One of the major goals of the project is to provide a pseudonymised repository of histories of cancer patients that can be accessed by researchers.

CLEF’s Goals:

• Enable secure and ethical collection of clinical information from multiple sites
• Analyse, structure, integrate, prioritise and disseminate

• Make resources available using GRID tools (e.g. myGrid )
• To provide access to clinical data to authorised clinicians and scientists


  • The Basic CLEF Information Flow
    The requirements and technologies are best understood in the context of the CLEF information flow that has emerged from the design process and is shown in the figure below.

    Starting with the “Patient care” at the bottom left of the diagram, the flow is:
  • Capture of the information. Some information comes from dictated and transcribed text. Other information comes directly from hospital information systems – e.g. laboratory results, prescriptions, etc.
  • Pseudonymisation of all information at the originating hospital by removal of overt identifying items – name, date of birth, etc - and by providing a CLEF Entry identifier that can only be reversed by the provider (or their nominated trusted third party)
  • Depersonalisation of the texts to remove any residual information that might risk identification – e.g. names of relatives, nick names, place names, unusual occupations, etc. Hence a requirement for reliable scalable techniques.
  • Information extraction of key information from the texts into predefined “templates”, possibly with the help of context provided by the information already in the repository hence the requirement for
  • Integration into the health record repository of all information including laboratories, radiology, and genomic analyses
  • Constructing the chronicle to infer a coherent view of the patient’s history. Typically the same information occurs in many different documents with different levels of granularity, clarity and sometimes conflicts that must be reconciled.

  • From this point the information can go in two directions: Use for patient care - back to the clinicians in the form of summaries for patient care.Providing a concise up-to-date summary of a patients’ condition is a prime request of clinicians for improving patient care. Because it requires re-identification of patients, this step can only occur at the hospital and after security controls have been stringently tested and agreed to be adequate.
    Enrichment for E-Science – with the results of researchers’ queries, their workflows, interpretations, curation and links to external information added to the repository so that it becomes the basis for virtual communities of researchers.

    LCLEF Research

    CLEF aims to develop rigorous generic methods for capturing and managing clinical information in patient care and for integrating that information into clinical and basic bioscience research.
    CLEF will focus on cancer, but the goal is to produce a robust framework which can be used in many areas of clinical medicine and research based on emerging knowledge management techniques within the E-Science/Grids programme.

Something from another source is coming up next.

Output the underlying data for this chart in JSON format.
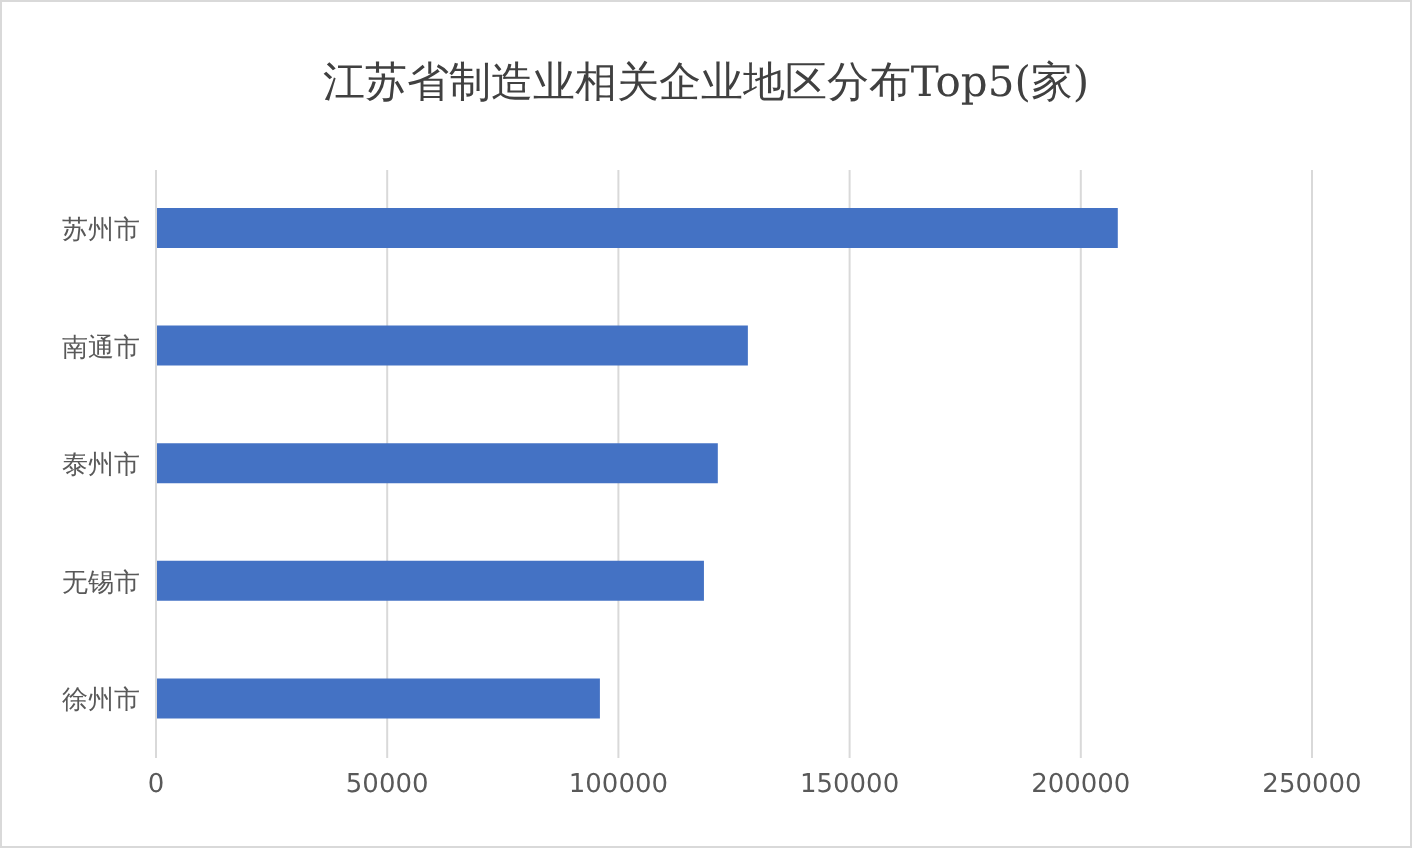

    CLEF Target Research text

    There is growing recognition that advances in health informatics are central both to the modernisation of health services and to successfully exploiting our rapidly expanding knowledge of genetics and molecular processes ('-omics'). Systems dealing with clinical information - what doctors, nurses and other healthcare professionals have heard, seen thought, and done - face major barriers in capturing information and assuring its quality. A more unified health service and more effective collaborative multidisciplinary research community both require significant progress in overcoming these barriers - as well as adapting the general e-Science issues of cooperation, integration, and dissemination to clinical needs. The scale, diversity and complexity of CLEF the problems require a coherent approach that draws on and contributes to the emerging common architectures and services of the e-Science/Grid communities.

    By the end of the project, the gap between our ability to manage and integrate clinical information and our ability to manage image and genomic information will have been significantly narrowed so that effective use can be made of the broader e-Science framework to benefit clinical research, patients, and public alike.
    CLEF is focusing on the specific technologies which are currently barriers to obtaining and integrating clinical information
    What we do?
    CLEF is developing technologies and IT applications that are of immediate use for healthcare service and medical research applications.
    Linking medical research to clinical practice
    Health informatics standards are essential to achieve the goals of e-health in Europe. Establishing interoperability between systems and patient information exchange between health care organizations is vital for improving the efficiency and quality of care. This however can also be achieved once the security of clinical data and protection of the privacy of the citizens is ensured.
    National IT Programme (NPfIT)
    Over the next 10 years, the NPfIT will connect over 30,000 GPs in England to almost 300 hospitals and give patients access to their personal health and care information, transforming the way the NHS works. It will help to improve the management of health care records, appointments, prescription, and link up-to-date research into treatments available to patients. It will also support patient choice.